Not content with removing around 45,000 education ministry staff from the government payroll following an abortive coup in July last year, Turkey’s ruling party is now looking to take down Darwin.
Last month the government announced that the theory of evolution would be removed from the teaching curriculum at Turkish schools until students reach university.
The announcement adds to evidence cited by concerned secularists who suggest Turkey’s education system is being remodelled in line with President Erdogan’s bid to raise “pious generations” and forge a “New Turkey”.
Efforts to rejig the country’s teaching curriculum along more religious lines are not new, dating back at least as February 2012.
What has changed since is President Erdogan’s seemingly unassailable position in post-coup attempt and post-referendum Turkey.
‘New Turkey’
Despite its shrunken majority and the ever-increasing polarization of the Turkish electorate – or perhaps because of these things – AKP is pushing its policy agenda more aggressively than ever before.
Along with the ban on evolution in the classroom, the AKP educational reforms will see the government’s narrative on the 2016 coup attempt embedded in school syllabi, while class time dedicated to modern Turkey’s secular founder Kemal Attaturk will be reduced.
Forced enrolment of some school-age students into controversial religious imam-hatip state schools is another feature of the new education agenda.
The AKP government won praise from both liberals and conservatives for managing to reverse the country’s repressive ban on headscarfs in universities back in 2010. The move allowed women from observant Muslim families to receive further education.
But the imam-hatip schools have faced criticism for discouraging girls from doing that very thing. Secularists see the schools’ growing role in Turkey’s education system as yet another sign that AKP is trying to recast the country in its own traditionalist image.
An evolving threat
According to the head of curriculum for the Turkish education ministry, teaching evolution in schools is “controversial”, but opponents of the ban were quick to side with science.
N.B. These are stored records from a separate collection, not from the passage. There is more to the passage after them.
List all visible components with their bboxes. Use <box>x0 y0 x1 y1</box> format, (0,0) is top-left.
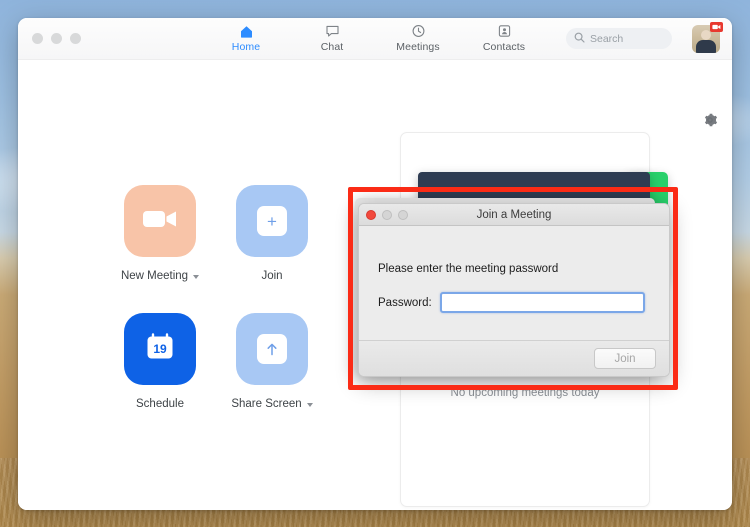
tab-meetings-label: Meetings <box>396 41 440 53</box>
account-avatar-button[interactable] <box>692 22 723 53</box>
password-row: Password: <box>378 292 645 313</box>
video-camera-icon <box>142 207 178 236</box>
schedule-tile[interactable]: 19 <box>124 313 196 385</box>
calendar-icon: 19 <box>144 331 176 368</box>
home-action-grid: New Meeting + Join 19 Schedule Share Scr… <box>104 185 328 441</box>
join-tile[interactable]: + <box>236 185 308 257</box>
join-a-meeting-dialog: Join a Meeting Please enter the meeting … <box>358 203 670 377</box>
new-meeting-tile[interactable] <box>124 185 196 257</box>
join-button[interactable]: Join <box>594 348 656 369</box>
dialog-titlebar: Join a Meeting <box>359 204 669 226</box>
action-schedule[interactable]: 19 Schedule <box>104 313 216 441</box>
dialog-footer: Join <box>359 340 669 376</box>
dialog-maximize-button <box>398 210 408 220</box>
svg-text:19: 19 <box>153 342 167 356</box>
video-camera-badge-icon <box>710 22 723 32</box>
dialog-minimize-button <box>382 210 392 220</box>
share-screen-label: Share Screen <box>231 398 302 410</box>
action-share-screen[interactable]: Share Screen <box>216 313 328 441</box>
share-screen-tile[interactable] <box>236 313 308 385</box>
search-icon <box>574 30 585 48</box>
tab-chat[interactable]: Chat <box>304 22 360 53</box>
gear-icon[interactable] <box>702 112 718 128</box>
dialog-message: Please enter the meeting password <box>378 263 559 275</box>
no-upcoming-meetings-text: No upcoming meetings today <box>450 387 600 399</box>
new-meeting-label: New Meeting <box>120 270 189 282</box>
tab-contacts[interactable]: Contacts <box>476 22 532 53</box>
dialog-close-button[interactable] <box>366 210 376 220</box>
chevron-down-icon[interactable] <box>306 403 313 407</box>
up-arrow-icon <box>257 334 287 364</box>
home-panel: No upcoming meetings today New Meeting +… <box>18 60 732 510</box>
search-input[interactable] <box>590 32 664 45</box>
plus-icon: + <box>257 206 287 236</box>
clock-icon <box>411 22 426 39</box>
new-meeting-label-row: New Meeting <box>120 270 200 282</box>
schedule-label: Schedule <box>136 398 184 410</box>
action-join[interactable]: + Join <box>216 185 328 313</box>
chevron-down-icon[interactable] <box>193 275 200 279</box>
tab-meetings[interactable]: Meetings <box>390 22 446 53</box>
chat-icon <box>325 22 340 39</box>
share-screen-label-row: Share Screen <box>231 398 313 410</box>
search-box[interactable] <box>566 28 672 49</box>
window-titlebar: Home Chat Meetings Contacts Search <box>18 18 732 60</box>
dialog-traffic-lights[interactable] <box>366 210 408 220</box>
dialog-content: Please enter the meeting password Passwo… <box>359 226 669 340</box>
schedule-label-row: Schedule <box>136 398 184 410</box>
password-label: Password: <box>378 296 432 309</box>
join-label: Join <box>261 270 283 282</box>
tab-contacts-label: Contacts <box>482 41 526 53</box>
desktop-background: Home Chat Meetings Contacts Search No up… <box>0 0 750 527</box>
home-icon <box>239 22 254 39</box>
contacts-icon <box>497 22 512 39</box>
tab-chat-label: Chat <box>320 41 344 53</box>
tab-home[interactable]: Home <box>218 22 274 53</box>
join-label-row: Join <box>261 270 282 282</box>
zoom-main-window: Home Chat Meetings Contacts Search No up… <box>18 18 732 510</box>
action-new-meeting[interactable]: New Meeting <box>104 185 216 313</box>
dialog-title: Join a Meeting <box>476 208 552 221</box>
tab-home-label: Home <box>231 41 261 53</box>
password-input[interactable] <box>439 292 645 313</box>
https://twitter.com/yavuz_ozmen/status/880088055914393602
(“They have removed evolution from the curriculum, biology class hours have been reduced by 33%, while religion class hours have been increased by 100%. God willing, we are going to get ahead of Iran soon.”)
https://twitter.com/UgrasBagc/status/880179445772021760
(“They are removing evolution theory class. I am not wondering what they are going to teach our children.”)
Okullarda evrim dersleri okutulmayacak ama şeriat ceza hukuku din dersi okutulacak # işte yeni Türkiye anlayışı
— ATATÜRKÇÜ BİRİSİ (@MehmetEkremVar2) June 25, 2017
(“There won’t be any classes on evolution. But there are classes on Sharia criminal law and religion. This is the meaning of ‘New Turkey’.”)
Biyoloji dersi ilk ders ilk slayt; evrim bir gerçektir, tartışılamaz. 29 yıldır aklımda. Hoca haklıydı.
— bülent baştürk (@bulent_basturk) April 10, 2017
(“Biology class, first class, first slide: evolution is real, and cannot be argued against. I have remembered this for 29 years. The teacher was right.”)
The international response has also been critical:
#Erdogan continues to change #Turkey's identity by erasing evolution from the country's education curriculum.https://t.co/tpxK0ekhjR
— HRF (@HRF) June 23, 2017
Currently the evolution ban only applies to schools, but many fear that universities are being targeted for a serious government-led overhaul, too. Thousands of academics were dismissed from their jobs following the military coup, while out of 180 universities currently operating in Turkey, 15 were shut down.